I would expect there to be a difference in the result from both.

The model performs best when you make unambiguous requests of it, if there is a loose end, the model will inevitably find it and create unexpected output.

Thanks @Foxalabs. For same prompt I got three results of different lengths - 26 words, 19 words, 21 words. The ask of less than 20 words is not consistent.
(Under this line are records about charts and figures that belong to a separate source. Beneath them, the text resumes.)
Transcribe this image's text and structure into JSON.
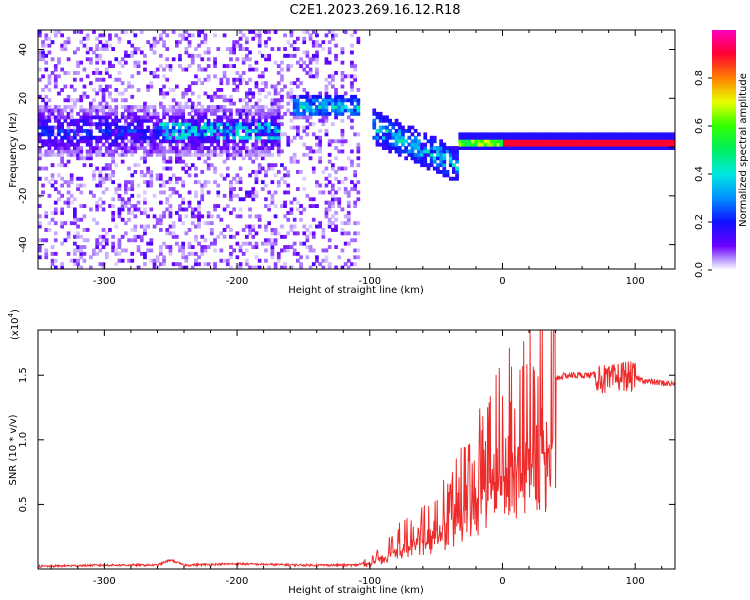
{
  "title": "C2E1.2023.269.16.12.R18",
  "colors": {
    "snr_line": "#ee2b2b",
    "axis": "#000000",
    "background": "#ffffff"
  },
  "chart_data": [
    {
      "type": "heatmap",
      "name": "spectrogram",
      "xlabel": "Height of straight line (km)",
      "ylabel": "Frequency (Hz)",
      "xlim": [
        -350,
        130
      ],
      "ylim": [
        -50,
        48
      ],
      "xticks": [
        -300,
        -200,
        -100,
        0,
        100
      ],
      "yticks": [
        -40,
        -20,
        0,
        20,
        40
      ],
      "colorbar": {
        "label": "Normalized spectral amplitude",
        "range": [
          0,
          1
        ],
        "ticks": [
          0.0,
          0.2,
          0.4,
          0.6,
          0.8
        ],
        "colormap": "rainbow (purple-blue-cyan-green-yellow-red-magenta)"
      },
      "features": [
        {
          "desc": "broadband noise (purple)",
          "x_range": [
            -350,
            -110
          ],
          "freq_range": [
            -50,
            48
          ]
        },
        {
          "desc": "central band",
          "x_range": [
            -350,
            -170
          ],
          "freq": 6,
          "amplitude": 0.4
        },
        {
          "desc": "upshifted feature",
          "x_range": [
            -160,
            -110
          ],
          "freq": 16,
          "amplitude": 0.5
        },
        {
          "desc": "descending cluster",
          "x_range": [
            -100,
            -35
          ],
          "freq": [
            8,
            -8
          ],
          "amplitude": 0.5
        },
        {
          "desc": "carrier line",
          "x_range": [
            -35,
            130
          ],
          "freq": 1.5,
          "amplitude": 0.95
        }
      ]
    },
    {
      "type": "line",
      "name": "snr",
      "xlabel": "Height of straight line (km)",
      "ylabel": "SNR (10 * v/v)",
      "multiplier_label": "(x10",
      "multiplier_exp": "4",
      "xlim": [
        -350,
        130
      ],
      "ylim": [
        0,
        1.85
      ],
      "xticks": [
        -300,
        -200,
        -100,
        0,
        100
      ],
      "yticks": [
        0.5,
        1.0,
        1.5
      ],
      "ytick_labels": [
        "0.5",
        "1.0",
        "1.5"
      ],
      "series": [
        {
          "name": "SNR",
          "x": [
            -350,
            -300,
            -260,
            -250,
            -240,
            -200,
            -150,
            -110,
            -100,
            -90,
            -80,
            -70,
            -60,
            -50,
            -40,
            -30,
            -20,
            -10,
            0,
            10,
            20,
            30,
            40,
            50,
            60,
            70,
            80,
            90,
            100,
            110,
            120,
            130
          ],
          "y": [
            0.02,
            0.03,
            0.03,
            0.07,
            0.03,
            0.04,
            0.03,
            0.03,
            0.06,
            0.12,
            0.22,
            0.28,
            0.35,
            0.4,
            0.5,
            0.65,
            0.8,
            0.95,
            1.05,
            1.18,
            1.3,
            1.4,
            1.48,
            1.5,
            1.5,
            1.5,
            1.45,
            1.5,
            1.48,
            1.45,
            1.44,
            1.43
          ]
        }
      ]
    }
  ]
}
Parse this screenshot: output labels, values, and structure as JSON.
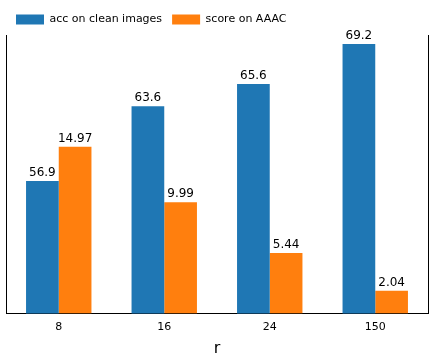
{
  "chart_data": {
    "type": "bar",
    "x_label": "r",
    "categories": [
      "8",
      "16",
      "24",
      "150"
    ],
    "series": [
      {
        "name": "acc on clean images",
        "color": "#1f77b4",
        "values": [
          56.9,
          63.6,
          65.6,
          69.2
        ],
        "axis": "y"
      },
      {
        "name": "score on AAAC",
        "color": "#ff7f0e",
        "values": [
          14.97,
          9.99,
          5.44,
          2.04
        ],
        "axis": "y2"
      }
    ],
    "ylim": [
      45,
      70
    ],
    "y2lim": [
      0,
      25
    ],
    "grid": false,
    "legend": "upper left",
    "data_labels": true,
    "tick_labels": "x"
  }
}
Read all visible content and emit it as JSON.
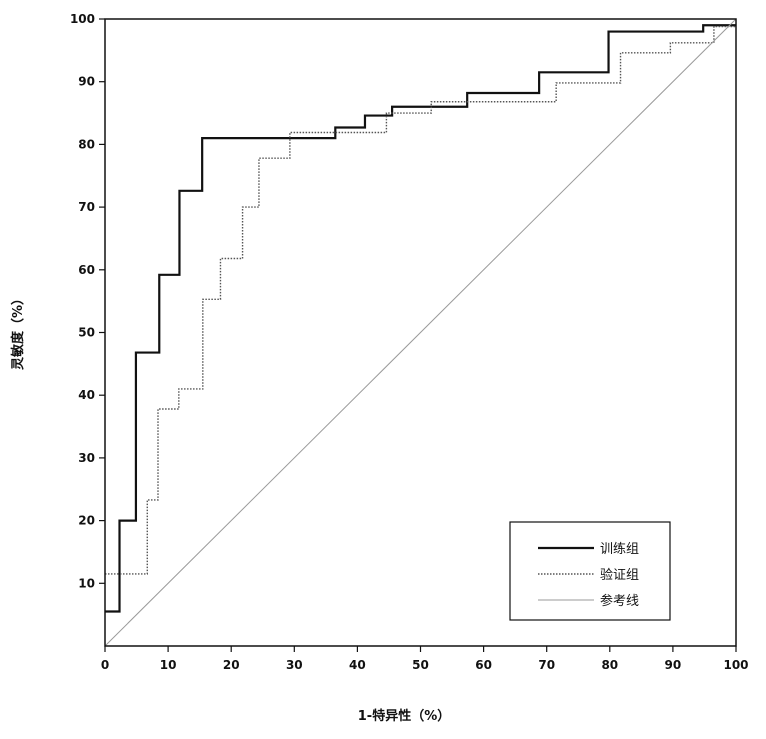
{
  "chart_data": {
    "type": "line",
    "title": "",
    "xlabel": "1-特异性（%）",
    "ylabel": "灵敏度（%）",
    "xlim": [
      0,
      100
    ],
    "ylim": [
      0,
      100
    ],
    "x_ticks": [
      "0",
      "10",
      "20",
      "30",
      "40",
      "50",
      "60",
      "70",
      "80",
      "90",
      "100"
    ],
    "y_ticks": [
      "10",
      "20",
      "30",
      "40",
      "50",
      "60",
      "70",
      "80",
      "90",
      "100"
    ],
    "grid": false,
    "legend_position": "bottom-right",
    "series": [
      {
        "name": "训练组",
        "style": "solid",
        "color": "#111111",
        "points": [
          [
            0,
            5.5
          ],
          [
            2.3,
            5.5
          ],
          [
            2.3,
            20
          ],
          [
            4.9,
            20
          ],
          [
            4.9,
            46.8
          ],
          [
            8.6,
            46.8
          ],
          [
            8.6,
            59.2
          ],
          [
            11.8,
            59.2
          ],
          [
            11.8,
            72.6
          ],
          [
            15.4,
            72.6
          ],
          [
            15.4,
            81
          ],
          [
            36.5,
            81
          ],
          [
            36.5,
            82.7
          ],
          [
            41.2,
            82.7
          ],
          [
            41.2,
            84.6
          ],
          [
            45.5,
            84.6
          ],
          [
            45.5,
            86
          ],
          [
            57.4,
            86
          ],
          [
            57.4,
            88.2
          ],
          [
            68.8,
            88.2
          ],
          [
            68.8,
            91.5
          ],
          [
            79.8,
            91.5
          ],
          [
            79.8,
            98
          ],
          [
            94.8,
            98
          ],
          [
            94.8,
            99
          ],
          [
            100,
            99
          ]
        ]
      },
      {
        "name": "验证组",
        "style": "dotted",
        "color": "#555555",
        "points": [
          [
            0,
            11.5
          ],
          [
            6.7,
            11.5
          ],
          [
            6.7,
            23.3
          ],
          [
            8.4,
            23.3
          ],
          [
            8.4,
            37.8
          ],
          [
            11.7,
            37.8
          ],
          [
            11.7,
            41
          ],
          [
            15.5,
            41
          ],
          [
            15.5,
            55.3
          ],
          [
            18.3,
            55.3
          ],
          [
            18.3,
            61.8
          ],
          [
            21.8,
            61.8
          ],
          [
            21.8,
            70
          ],
          [
            24.4,
            70
          ],
          [
            24.4,
            77.8
          ],
          [
            29.3,
            77.8
          ],
          [
            29.3,
            81.9
          ],
          [
            44.6,
            81.9
          ],
          [
            44.6,
            85
          ],
          [
            51.7,
            85
          ],
          [
            51.7,
            86.8
          ],
          [
            71.5,
            86.8
          ],
          [
            71.5,
            89.8
          ],
          [
            81.7,
            89.8
          ],
          [
            81.7,
            94.6
          ],
          [
            89.6,
            94.6
          ],
          [
            89.6,
            96.2
          ],
          [
            96.5,
            96.2
          ],
          [
            96.5,
            98.8
          ],
          [
            100,
            98.8
          ]
        ]
      },
      {
        "name": "参考线",
        "style": "thin",
        "color": "#9a9a9a",
        "points": [
          [
            0,
            0
          ],
          [
            100,
            100
          ]
        ]
      }
    ]
  }
}
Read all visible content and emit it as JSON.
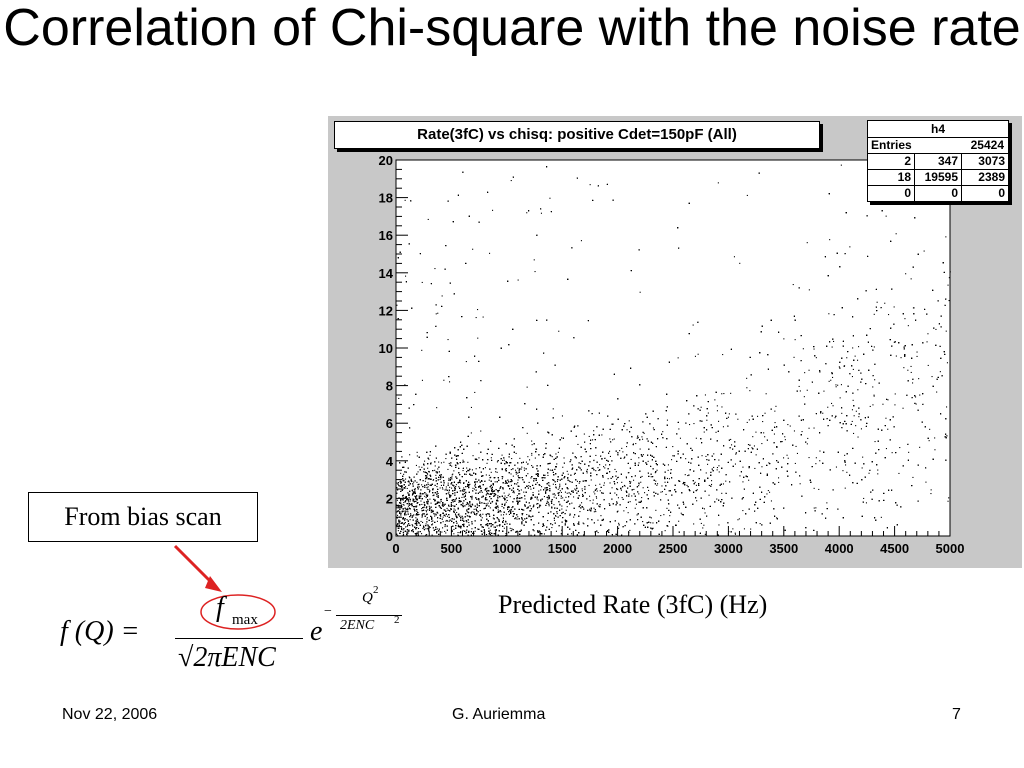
{
  "slide": {
    "title": "Correlation of Chi-square with the noise rate",
    "footer_date": "Nov 22, 2006",
    "footer_author": "G. Auriemma",
    "footer_page": "7"
  },
  "annotation": {
    "box_text": "From bias scan",
    "arrow_color": "#dd2222",
    "circle_color": "#dd2222"
  },
  "formula": {
    "lhs": "f (Q) =",
    "numerator": "f",
    "numerator_sub": "max",
    "denominator": "√2πENC",
    "base": "e",
    "exp_sign": "−",
    "exp_num": "Q",
    "exp_num_power": "2",
    "exp_den": "2ENC",
    "exp_den_power": "2"
  },
  "chart_data": {
    "type": "scatter",
    "title": "Rate(3fC) vs chisq: positive Cdet=150pF (All)",
    "xlabel": "Predicted Rate (3fC) (Hz)",
    "ylabel": "",
    "xlim": [
      0,
      5000
    ],
    "ylim": [
      0,
      20
    ],
    "x_ticks": [
      "0",
      "500",
      "1000",
      "1500",
      "2000",
      "2500",
      "3000",
      "3500",
      "4000",
      "4500",
      "5000"
    ],
    "y_ticks": [
      "0",
      "2",
      "4",
      "6",
      "8",
      "10",
      "12",
      "14",
      "16",
      "18",
      "20"
    ],
    "grid": false,
    "legend": "none",
    "marker_color": "#000000",
    "stats": {
      "name": "h4",
      "entries_label": "Entries",
      "entries_value": "25424",
      "overflow_grid": [
        [
          "2",
          "347",
          "3073"
        ],
        [
          "18",
          "19595",
          "2389"
        ],
        [
          "0",
          "0",
          "0"
        ]
      ]
    },
    "trend": {
      "description_points_x": [
        0,
        500,
        1000,
        1500,
        2000,
        2500,
        3000,
        3500,
        4000,
        4500,
        5000
      ],
      "median_y": [
        1.5,
        2.0,
        2.1,
        2.4,
        2.8,
        3.3,
        4.0,
        5.0,
        6.3,
        8.0,
        10.0
      ]
    }
  }
}
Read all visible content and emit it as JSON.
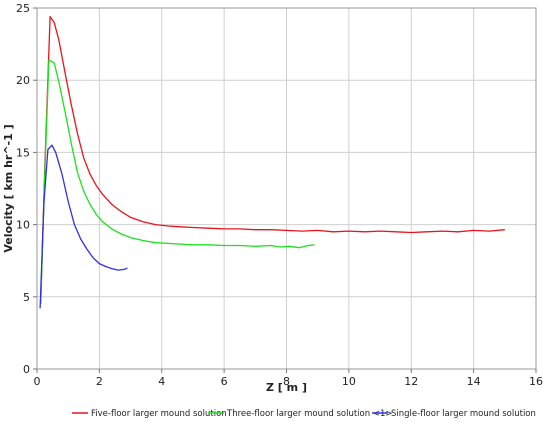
{
  "chart_data": {
    "type": "line",
    "xlabel": "Z [ m ]",
    "ylabel": "Velocity [ km hr^-1 ]",
    "xlim": [
      0,
      16
    ],
    "ylim": [
      0,
      25
    ],
    "xticks": [
      0,
      2,
      4,
      6,
      8,
      10,
      12,
      14,
      16
    ],
    "yticks": [
      0,
      5,
      10,
      15,
      20,
      25
    ],
    "grid": true,
    "legend_position": "bottom",
    "series": [
      {
        "name": "Five-floor larger mound solution",
        "color": "#e8141c",
        "x": [
          0.12,
          0.25,
          0.42,
          0.55,
          0.7,
          0.9,
          1.1,
          1.3,
          1.5,
          1.7,
          1.9,
          2.1,
          2.4,
          2.7,
          3.0,
          3.4,
          3.8,
          4.2,
          4.6,
          5.0,
          5.5,
          6.0,
          6.5,
          7.0,
          7.5,
          8.0,
          8.5,
          9.0,
          9.5,
          10.0,
          10.5,
          11.0,
          11.5,
          12.0,
          12.5,
          13.0,
          13.5,
          14.0,
          14.5,
          15.0
        ],
        "y": [
          4.5,
          14.0,
          24.4,
          24.0,
          22.8,
          20.5,
          18.3,
          16.3,
          14.6,
          13.5,
          12.7,
          12.1,
          11.4,
          10.9,
          10.5,
          10.2,
          10.0,
          9.9,
          9.85,
          9.8,
          9.75,
          9.7,
          9.7,
          9.65,
          9.65,
          9.6,
          9.55,
          9.6,
          9.5,
          9.55,
          9.5,
          9.55,
          9.5,
          9.45,
          9.5,
          9.55,
          9.5,
          9.6,
          9.55,
          9.65
        ]
      },
      {
        "name": "Three-floor larger mound solution <1>",
        "color": "#1ee01e",
        "x": [
          0.12,
          0.25,
          0.38,
          0.55,
          0.7,
          0.9,
          1.1,
          1.3,
          1.5,
          1.7,
          1.9,
          2.1,
          2.4,
          2.7,
          3.0,
          3.4,
          3.8,
          4.2,
          4.6,
          5.0,
          5.5,
          6.0,
          6.5,
          7.0,
          7.5,
          7.8,
          8.1,
          8.4,
          8.7,
          8.9
        ],
        "y": [
          4.5,
          13.5,
          21.4,
          21.2,
          19.9,
          17.8,
          15.6,
          13.6,
          12.3,
          11.4,
          10.7,
          10.2,
          9.7,
          9.35,
          9.1,
          8.9,
          8.75,
          8.7,
          8.65,
          8.6,
          8.6,
          8.55,
          8.55,
          8.5,
          8.55,
          8.45,
          8.5,
          8.4,
          8.55,
          8.6
        ]
      },
      {
        "name": "Single-floor larger mound solution",
        "color": "#3030e0",
        "x": [
          0.1,
          0.22,
          0.35,
          0.48,
          0.6,
          0.8,
          1.0,
          1.2,
          1.4,
          1.6,
          1.8,
          2.0,
          2.2,
          2.4,
          2.6,
          2.8,
          2.9
        ],
        "y": [
          4.2,
          11.5,
          15.2,
          15.5,
          15.0,
          13.5,
          11.6,
          10.0,
          9.0,
          8.3,
          7.7,
          7.3,
          7.1,
          6.95,
          6.85,
          6.9,
          7.0
        ]
      }
    ]
  }
}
Business expects less than 20 words for every response.

The output from the model with a temperature above 0 is non deterministic, that is to say, you will get different answers to the same question over time.

If your client requires <20 words, then you should call the API, count the words and make another call if the length is >20 words. or you could try asking for 15 as that should ensure it is mostly less than 20.

Large language models like GPT are autoregressive, this means they are not aware of their own output until they have made it, this means that following word counts are difficult for them.

n-shot prompting:

Simply provide the model with 10 worked examples at the end of your prompt (each example output less than 20 words).
For 2 examples make the initial output > 20 words and include the correction prompt and corrected revised output.

Teach it by example.

I’ve not found any benefit to more than 5 examples myself, perhaps you have add a different experience?

depends on the model version and on the variability of the inputs, and the complexity of the task.

For gpt 3.5 I would start with 10 examples for this specific task.
For Gpt 4 I would begin with 3 examples,

Test. refine. test

As long as you don’t mind setting tokens on fire, you could use a chain approach where you have your product description query, and it is passed in a parameter for word count along with presumably a product description variable. Start the word count variable at, say 45 words. Then in the API call, set n=4 or so to generate 4 outputs. get all of the content produced and measure word count with a len function. Then if none are < 50 words, then run it again with word count max 40 words. then 35… until one of your generated answers is under the word count.